You might have Hadoop in your production. And sometimes Tera-bytes of data is residing in Hadoop. HDFS metadata can get corrupted. Namenode won't start in such cases. When you check Namenode logs you might see exceptions.

ERROR org.apache.hadoop.dfs.NameNode: java.io.EOFException
    at java.io.DataInputStream.readFully(DataInputStream.java:178)
    at org.apache.hadoop.io.UTF8.readFields(UTF8.java:106)
    at org.apache.hadoop.io.ArrayWritable.readFields(ArrayWritable.java:90)
    at org.apache.hadoop.dfs.FSEditLog.loadFSEdits(FSEditLog.java:433)
    at org.apache.hadoop.dfs.FSImage.loadFSEdits(FSImage.java:759)
    at org.apache.hadoop.dfs.FSImage.loadFSImage(FSImage.java:639)
    at org.apache.hadoop.dfs.FSImage.recoverTransitionRead(FSImage.java:222)
    at org.apache.hadoop.dfs.FSDirectory.loadFSImage(FSDirectory.java:79)
    at org.apache.hadoop.dfs.FSNamesystem.initialize(FSNamesystem.java:254)
    at org.apache.hadoop.dfs.FSNamesystem.<init>(FSNamesystem.java:235)
    at org.apache.hadoop.dfs.NameNode.initialize(NameNode.java:131)
    at org.apache.hadoop.dfs.NameNode.<init>(NameNode.java:176)
    at org.apache.hadoop.dfs.NameNode.<init>(NameNode.java:162)
    at org.apache.hadoop.dfs.NameNode.createNameNode(NameNode.java:846)
    at org.apache.hadoop.dfs.NameNode.main(NameNode.java:855)

If you have a development environment, you can always format the HDFS and continue. This blog posts even suggest that - https://autofei.wordpress.com/2011/03/27/hadoop-namenode-failed-and-reset/


So Hadoop Administrators can't format HDFS simply. But you can recover your HDFS to last checkpoint. You might lose some data files. But more than 90% of the data might be safe. Let's see how to recover corrupted HDFS metadata.

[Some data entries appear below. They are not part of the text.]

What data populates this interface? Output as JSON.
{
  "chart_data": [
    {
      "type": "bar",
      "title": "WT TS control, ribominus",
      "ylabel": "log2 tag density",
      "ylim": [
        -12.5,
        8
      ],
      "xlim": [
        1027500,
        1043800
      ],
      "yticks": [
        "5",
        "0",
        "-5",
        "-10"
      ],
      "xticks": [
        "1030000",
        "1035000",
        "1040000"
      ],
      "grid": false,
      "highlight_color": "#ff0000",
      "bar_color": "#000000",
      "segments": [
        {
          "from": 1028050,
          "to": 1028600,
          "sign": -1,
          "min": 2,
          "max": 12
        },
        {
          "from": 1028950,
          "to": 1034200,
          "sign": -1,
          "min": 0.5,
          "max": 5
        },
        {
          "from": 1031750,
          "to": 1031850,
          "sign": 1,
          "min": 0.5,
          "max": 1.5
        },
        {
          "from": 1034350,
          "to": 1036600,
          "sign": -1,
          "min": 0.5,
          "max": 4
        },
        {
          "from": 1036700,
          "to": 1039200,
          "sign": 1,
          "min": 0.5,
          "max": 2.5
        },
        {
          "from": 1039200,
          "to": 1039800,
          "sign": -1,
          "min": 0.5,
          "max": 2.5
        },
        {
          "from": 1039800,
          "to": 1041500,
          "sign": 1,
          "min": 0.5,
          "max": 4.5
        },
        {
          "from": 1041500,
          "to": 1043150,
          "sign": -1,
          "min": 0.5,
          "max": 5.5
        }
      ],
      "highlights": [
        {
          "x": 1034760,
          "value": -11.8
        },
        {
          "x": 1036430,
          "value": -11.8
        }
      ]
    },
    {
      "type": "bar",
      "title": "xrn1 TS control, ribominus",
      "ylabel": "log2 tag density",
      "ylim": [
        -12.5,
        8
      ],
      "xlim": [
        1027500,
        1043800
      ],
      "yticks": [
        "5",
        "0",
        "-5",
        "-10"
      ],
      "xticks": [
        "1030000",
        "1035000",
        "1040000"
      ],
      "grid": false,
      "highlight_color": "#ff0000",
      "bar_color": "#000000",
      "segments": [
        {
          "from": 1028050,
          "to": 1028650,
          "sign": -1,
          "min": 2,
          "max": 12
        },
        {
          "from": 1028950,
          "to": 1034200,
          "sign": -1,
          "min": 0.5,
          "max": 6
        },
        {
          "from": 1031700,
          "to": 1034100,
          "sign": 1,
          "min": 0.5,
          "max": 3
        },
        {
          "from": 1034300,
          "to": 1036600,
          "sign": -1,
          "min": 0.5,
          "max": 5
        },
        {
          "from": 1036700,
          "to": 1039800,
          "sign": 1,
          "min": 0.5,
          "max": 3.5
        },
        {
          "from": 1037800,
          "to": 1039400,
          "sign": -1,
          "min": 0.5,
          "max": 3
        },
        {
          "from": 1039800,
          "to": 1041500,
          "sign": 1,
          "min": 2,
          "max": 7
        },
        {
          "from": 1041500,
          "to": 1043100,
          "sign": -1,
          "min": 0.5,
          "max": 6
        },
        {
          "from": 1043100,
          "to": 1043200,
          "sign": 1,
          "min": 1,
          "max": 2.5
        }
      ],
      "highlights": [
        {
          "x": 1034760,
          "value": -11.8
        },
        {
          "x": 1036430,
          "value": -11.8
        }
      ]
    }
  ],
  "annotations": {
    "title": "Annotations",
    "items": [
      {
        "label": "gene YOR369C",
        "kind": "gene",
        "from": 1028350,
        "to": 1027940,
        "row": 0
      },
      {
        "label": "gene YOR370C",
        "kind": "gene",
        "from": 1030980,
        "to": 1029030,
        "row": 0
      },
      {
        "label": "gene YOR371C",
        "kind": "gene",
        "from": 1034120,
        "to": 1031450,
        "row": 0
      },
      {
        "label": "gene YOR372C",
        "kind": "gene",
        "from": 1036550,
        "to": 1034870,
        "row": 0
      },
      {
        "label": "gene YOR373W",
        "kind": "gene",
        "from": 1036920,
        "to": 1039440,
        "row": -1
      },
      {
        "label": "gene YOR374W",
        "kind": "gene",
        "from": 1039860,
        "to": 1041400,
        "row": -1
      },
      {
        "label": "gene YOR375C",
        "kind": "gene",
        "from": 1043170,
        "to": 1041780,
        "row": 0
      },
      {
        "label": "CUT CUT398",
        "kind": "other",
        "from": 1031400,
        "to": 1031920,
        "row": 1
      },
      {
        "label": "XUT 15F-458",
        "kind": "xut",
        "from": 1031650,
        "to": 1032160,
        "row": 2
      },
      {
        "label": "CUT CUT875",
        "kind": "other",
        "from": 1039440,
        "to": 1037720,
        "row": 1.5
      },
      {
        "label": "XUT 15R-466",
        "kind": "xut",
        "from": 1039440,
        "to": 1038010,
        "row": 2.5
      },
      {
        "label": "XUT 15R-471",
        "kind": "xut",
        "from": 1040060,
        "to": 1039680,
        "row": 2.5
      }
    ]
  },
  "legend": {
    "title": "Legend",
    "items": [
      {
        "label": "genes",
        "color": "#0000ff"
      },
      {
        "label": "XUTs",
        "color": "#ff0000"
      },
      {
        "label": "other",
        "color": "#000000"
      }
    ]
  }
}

Hadoop is creating checkpoints periodically in Namenode folder. You might see three folders in Namenode directory. They are
  1. current
  2. image
  3. previous.checkpoint

the current folder must be corrupted most probably.
  • Stop all the Hadoop services from all the nodes.
  • Backup both "current" and "previous.checkpoint" directories. 
  • Delete "current" directory. 
  • Rename "previous.checkpoint" to "current"
  • Restart Hadoop services. 

Steps I followed I have mentioned above. Below commands were run to recover the HDFS. Commands might slightly change depending on your installation.

cd <namenode.dir>
cp -r current current.old
cp -r previous.checkpoint previous.checkpoint.old
mv previous.checkpoint current

That's all!!!! Everything was okay after that!